Will the budget that is being proposed meet this demand? Regarding the likelihood of such a rise, there are some compelling reasons for optimism.
The current version of Section 80C was developed during the 2005 budget. However, the initial cap was merely Rs. 1 lakh and it combined numerous prior refunds. The then-finance minister P Chidambaram had stated in his budget 2005-06 speech that “every taxpayer to be allowed a consolidated limit of Rs 1 lakh for savings that will be deducted from the income before tax is calculated; all existing sectoral caps to be removed; rebate under Section 88 being eliminated; and Section 80L being omitted to reflect the new regime.”
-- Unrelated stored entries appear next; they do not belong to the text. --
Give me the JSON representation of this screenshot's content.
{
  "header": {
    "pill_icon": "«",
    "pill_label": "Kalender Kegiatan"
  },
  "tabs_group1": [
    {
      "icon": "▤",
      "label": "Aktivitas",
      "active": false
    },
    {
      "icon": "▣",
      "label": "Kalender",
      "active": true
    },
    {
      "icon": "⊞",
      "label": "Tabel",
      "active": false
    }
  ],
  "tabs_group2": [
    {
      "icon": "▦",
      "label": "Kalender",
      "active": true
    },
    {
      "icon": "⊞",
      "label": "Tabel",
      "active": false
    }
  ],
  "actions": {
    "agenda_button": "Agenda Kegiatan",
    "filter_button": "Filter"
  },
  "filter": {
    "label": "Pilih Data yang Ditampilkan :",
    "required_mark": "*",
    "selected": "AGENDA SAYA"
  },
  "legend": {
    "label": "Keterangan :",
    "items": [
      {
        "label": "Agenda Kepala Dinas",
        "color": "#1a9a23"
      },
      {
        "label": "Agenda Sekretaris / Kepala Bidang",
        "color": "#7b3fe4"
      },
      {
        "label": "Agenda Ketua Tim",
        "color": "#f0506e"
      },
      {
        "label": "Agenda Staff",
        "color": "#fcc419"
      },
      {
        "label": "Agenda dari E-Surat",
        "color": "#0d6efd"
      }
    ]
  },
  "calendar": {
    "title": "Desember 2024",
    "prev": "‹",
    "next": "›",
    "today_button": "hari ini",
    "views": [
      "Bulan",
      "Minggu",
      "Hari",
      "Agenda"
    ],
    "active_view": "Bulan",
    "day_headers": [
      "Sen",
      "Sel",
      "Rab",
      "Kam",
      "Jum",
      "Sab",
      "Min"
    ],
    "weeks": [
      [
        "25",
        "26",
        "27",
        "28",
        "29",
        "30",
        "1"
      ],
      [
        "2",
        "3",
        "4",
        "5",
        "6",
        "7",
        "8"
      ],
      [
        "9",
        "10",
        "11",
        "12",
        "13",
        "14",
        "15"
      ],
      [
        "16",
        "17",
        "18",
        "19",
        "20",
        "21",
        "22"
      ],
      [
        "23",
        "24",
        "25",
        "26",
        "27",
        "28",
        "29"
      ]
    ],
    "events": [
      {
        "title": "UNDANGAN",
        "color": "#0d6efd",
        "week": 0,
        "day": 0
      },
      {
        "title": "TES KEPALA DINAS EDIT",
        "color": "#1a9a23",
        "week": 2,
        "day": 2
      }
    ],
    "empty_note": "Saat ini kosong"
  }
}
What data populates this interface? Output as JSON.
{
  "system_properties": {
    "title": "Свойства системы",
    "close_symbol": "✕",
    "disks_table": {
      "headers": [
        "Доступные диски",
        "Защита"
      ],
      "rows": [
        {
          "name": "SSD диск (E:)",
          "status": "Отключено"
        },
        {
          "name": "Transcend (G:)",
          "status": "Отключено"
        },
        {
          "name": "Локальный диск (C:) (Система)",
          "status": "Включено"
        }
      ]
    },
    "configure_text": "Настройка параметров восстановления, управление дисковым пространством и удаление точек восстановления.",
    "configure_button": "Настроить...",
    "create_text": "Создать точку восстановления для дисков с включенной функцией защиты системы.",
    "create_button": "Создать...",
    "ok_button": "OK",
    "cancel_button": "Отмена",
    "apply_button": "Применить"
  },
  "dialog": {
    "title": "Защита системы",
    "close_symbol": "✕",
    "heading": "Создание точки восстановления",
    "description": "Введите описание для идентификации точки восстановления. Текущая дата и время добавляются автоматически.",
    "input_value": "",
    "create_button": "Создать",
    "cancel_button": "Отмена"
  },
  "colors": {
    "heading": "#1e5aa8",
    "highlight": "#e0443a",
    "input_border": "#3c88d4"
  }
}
Arun Jaitley, who was the finance minister at the time, increased this cap to Rs. 1.5 lakh each fiscal year in 2014. This was one of the significant reliefs that the newly established administration provided in its first budget. The 80C limit has not, however, been raised since that time. It will have been nine years since the latest hike, which occurred in 2014. As a result, another hike cannot be completely ruled out.
Taxpayers in the middle class require relief from the tremendous inflation
There are additional factors that call for a greater Section 80C exemption. One of the major issues facing the middle class has been the ongoing increase in living costs. Retail inflation spiked last year and continued to exceed 6% in the first 10 months of 2022, despite the Reserve Bank of India’s (RBI) best efforts to bring it down by raising repo rates to record levels. Rising interest rates have also caused loan EMIs to rise significantly, particularly for borrowers of home loans. This has further reduced disposable income and depleted household budgets.
Before the election, this government’s final complete budget
The majority of individual taxpayers anticipated a significant relief from the newly established government in 2019. But it didn’t show up. The government may provide some respite to those coming out of the challenging 2-3 years defined by the Covid-19 pandemic and the Russia-Ukraine war since the upcoming budget would be the last full budget until the general elections in 2024.
Any significant tax-related decisions may not be made since the departing administration may seek a vote on account the following year. Therefore, a year before the general elections, there is a significant chance that the administration will offer some long-awaited relief to middle-class taxpayers.
Since inflation has never been a major worry during the present administration, the current circumstance may prompt the government to increase the limit of the most popular tax-saving tool of middle-class taxpayers.
The current cap is insufficient in light of the expense of living
Section 80C is a group of deductions that are combined under one section and not a single deduction advantage. The only general income tax section where everyone can save some money on taxes is 80C. This area covers a broad range of topics, including life insurance policies, tuition costs, and the principal portion of home loans, according to Govila, including PPF/EPF, ELSS, NSC, NPS, and SSY.
Given the nine-year gap between increases, providing a larger relief this time will maintain the limit in effect at least for the first half of the time until the next rise. Even a substantial respite would, however, only provide limited value to taxpayers. According to Govila, “Even after raising it to Rs 3 lakh, a significant portion of investments made in the securities covered by the section would continue to be taxable for a middle-class individual.”
This is due to the fact that, with few exclusions like PPF, EPF, and SSA, taxpayers would still have to pay tax on the income received on the majority of Section 80C-eligible investment options. Consequently, the 80C relief is not a complete relief in every aspect of investment.